Ik heb recent in het Bulletin der Aanbestedingen gelezen dat de nv De Scheepvaart een milieueffectenrapport aanbesteedt waarin ze wil peilen naar de milieueffecten van het afleiden van meer Maaswater naar de Nederlandse en de Vlaamse kanaalstelsels. Dat verwondert mij. Ik dacht dat de hoeveelheid water die vanuit de Maas zowel naar het Albertkanaal als naar het Julianakanaal kan worden afgevoerd, verdragsrechtelijk is vastgelegd in het zogenaamde Maasverdrag met onze Nederlandse vrienden. Is het in samenspraak met Nederland dat er nu gezocht wordt naar een scenario waarin het verdrag aangepast wordt zodat meer water naar het Albert- en Julianakanaal gestuurd kan worden en problemen met het watertekort misschien kunnen worden opgevangen?
Welke gevolgen zal het hebben op het resterende waterdebiet dat door de Grensmaas stroomt? Het Maasverdrag had immers de bedoeling niet alleen de watervoorziening van de kanalen in Vlaanderen en Nederland veilig te stellen, maar ook het waterpeil van de Grensmaas. Zijn er gesprekken met Nederland bezig om het Maasverdrag te herzien? Kunt u nu al inschatten welke gevolgen dit zou hebben?

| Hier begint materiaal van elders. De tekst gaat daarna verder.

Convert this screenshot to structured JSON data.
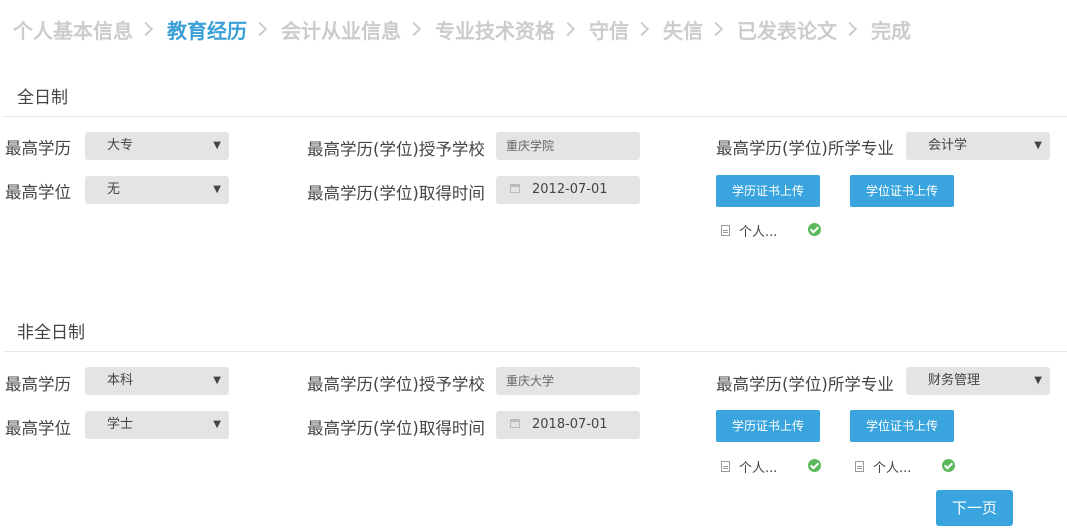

Bij een toenemende verzilting van het water in het Antwerpse, kan men natuurlijk gaan uitkijken naar andere drinkwatervoorraden. Maar men zou ook gebruik kunnen maken van het zogenaamde ´grijs´ water, het verontreinigd afvalwater dat door de industrie kan worden gebruikt voor bepaalde processen zoals bijvoorbeeld koelprocessen zodat kan worden bespaard op primair drinkwater. Het kan ook een manier zijn om het gebruik van drinkwater in de Antwerpse regio te drukken. We kunnen verwijzen naar projecten in West-Vlaanderen waarbij effluenten van zuiveringsinstallaties van Aquafin verder worden gezuiverd en worden gebruikt als grijs water voor de industrie. Wordt er ook in die richting gezocht naar een alternatief voor de problematiek van de drinkwatervoorziening in het Antwerpse?
De voorzitter: Mevrouw De Ridder heeft het woord.
Mevrouw Annick De Ridder: Mevrouw de minister, geachte collega´s, ik sluit me graag aan bij de vragen van mijn collega´s. De heer Schoofs is verontschuldigd.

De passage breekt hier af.